Sandbox for comparing Variant A' (caddy-l4 unified) vs Variant B (nginx stream sidecar).

## Purpose

Empirically validate which architectural variant to ship in partner-edge v0.2.0.
Measurement in Task 1.2. Design decision locked in Task 1.3.

## Setup

Both variants run on loopback (`127.0.0.1:18443` → container `:443`) to avoid
conflict with any real Caddy/nginx on the host. Self-signed certs via Caddy's
local CA (Variant A') or openssl init (Variant B).

**Requires Docker Compose ≥ v2.17** — Variant A' uses `dockerfile_inline`, which
older versions reject with a YAML parse error. Check: `docker compose version`.

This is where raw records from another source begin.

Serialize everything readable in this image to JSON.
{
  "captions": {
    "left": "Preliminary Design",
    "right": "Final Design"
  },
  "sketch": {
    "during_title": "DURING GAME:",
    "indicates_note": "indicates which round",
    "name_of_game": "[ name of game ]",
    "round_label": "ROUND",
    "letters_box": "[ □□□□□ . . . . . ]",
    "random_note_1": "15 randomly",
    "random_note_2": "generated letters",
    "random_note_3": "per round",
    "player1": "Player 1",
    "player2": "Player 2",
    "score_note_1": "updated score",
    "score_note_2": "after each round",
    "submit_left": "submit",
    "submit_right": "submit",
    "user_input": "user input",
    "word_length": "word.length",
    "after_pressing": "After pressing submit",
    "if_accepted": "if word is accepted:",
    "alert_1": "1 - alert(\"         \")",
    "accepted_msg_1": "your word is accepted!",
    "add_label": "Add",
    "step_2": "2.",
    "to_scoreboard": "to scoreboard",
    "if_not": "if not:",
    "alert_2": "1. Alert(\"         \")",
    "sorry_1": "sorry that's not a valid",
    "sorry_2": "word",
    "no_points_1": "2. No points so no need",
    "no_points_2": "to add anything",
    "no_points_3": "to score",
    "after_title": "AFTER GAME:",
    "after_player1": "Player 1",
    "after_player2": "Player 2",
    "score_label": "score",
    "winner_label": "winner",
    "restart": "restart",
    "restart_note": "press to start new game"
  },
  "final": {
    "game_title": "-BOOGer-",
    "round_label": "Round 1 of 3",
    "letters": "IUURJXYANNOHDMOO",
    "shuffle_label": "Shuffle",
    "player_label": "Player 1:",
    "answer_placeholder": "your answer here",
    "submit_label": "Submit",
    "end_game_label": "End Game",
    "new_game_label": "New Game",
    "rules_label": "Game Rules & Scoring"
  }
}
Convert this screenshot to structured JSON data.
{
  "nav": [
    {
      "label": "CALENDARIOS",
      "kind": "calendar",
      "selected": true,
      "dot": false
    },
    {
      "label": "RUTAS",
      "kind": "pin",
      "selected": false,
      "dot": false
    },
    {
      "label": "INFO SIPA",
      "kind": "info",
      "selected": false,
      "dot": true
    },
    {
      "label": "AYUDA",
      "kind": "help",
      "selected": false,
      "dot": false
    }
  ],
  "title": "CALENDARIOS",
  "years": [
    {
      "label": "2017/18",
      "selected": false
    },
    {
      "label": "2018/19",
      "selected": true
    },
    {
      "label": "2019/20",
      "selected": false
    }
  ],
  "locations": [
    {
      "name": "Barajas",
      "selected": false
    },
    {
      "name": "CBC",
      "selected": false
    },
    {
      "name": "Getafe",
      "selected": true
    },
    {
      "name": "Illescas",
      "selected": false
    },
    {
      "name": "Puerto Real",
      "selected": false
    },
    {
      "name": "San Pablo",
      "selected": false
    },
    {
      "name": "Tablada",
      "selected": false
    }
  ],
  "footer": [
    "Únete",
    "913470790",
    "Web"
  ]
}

**Only ONE variant at a time** — both bind `127.0.0.1:18443`, so starting the
second while the first is up fails with a port-bind error. Always `docker compose
down -v` before switching.

## Running Variant A'

```bash
cd deploy/partner-edge/poc/a-prime
docker compose up -d --build    # build is needed for caddy-l4 image
# Wait ~30s for Caddy to settle
```

## Running Variant B

```bash
cd deploy/partner-edge/poc/b
docker compose up -d
```

## Testing with curl

Use `--resolve` to bypass DNS:

```bash
# Main SNI — should return Caddy's "PoC app response OK"
curl -vk --resolve example.test:18443:127.0.0.1 \
     https://example.test:18443/

# TURNS SNI — A': should reach coturn (TLS handshake OK, then STUN/TURN protocol)
#              B': same (nginx routes by SNI)
openssl s_client -connect 127.0.0.1:18443 \
     -servername turns.example.test -showcerts </dev/null 2>&1 | head -30
```

## Teardown

```bash
docker compose down -v    # -v removes volumes (cert cache, caddy data)
```

## Task 1.2 will add

- `measure.sh` — automated JA3/latency/cert-renewal/H3-fallthrough measurements
- `results.md` — empirical comparison and recommendation

## Known PoC limitations

- Loopback binding only — does NOT exercise real-world host-network coturn topology
- Self-signed certs — cert renewal logic not fully testable
- No ACME test — PoC does not exercise the HTTP-01 / disable_tls_alpn_challenge gotcha
- nginx `network_mode: host` (Variant B production target) is NOT used here —
  bridge is used for isolation. Real prod nginx config will need host-net for
  host's `127.0.0.1:8443` Caddy reachability.

Production validation (Phase 3) will exercise the full topology.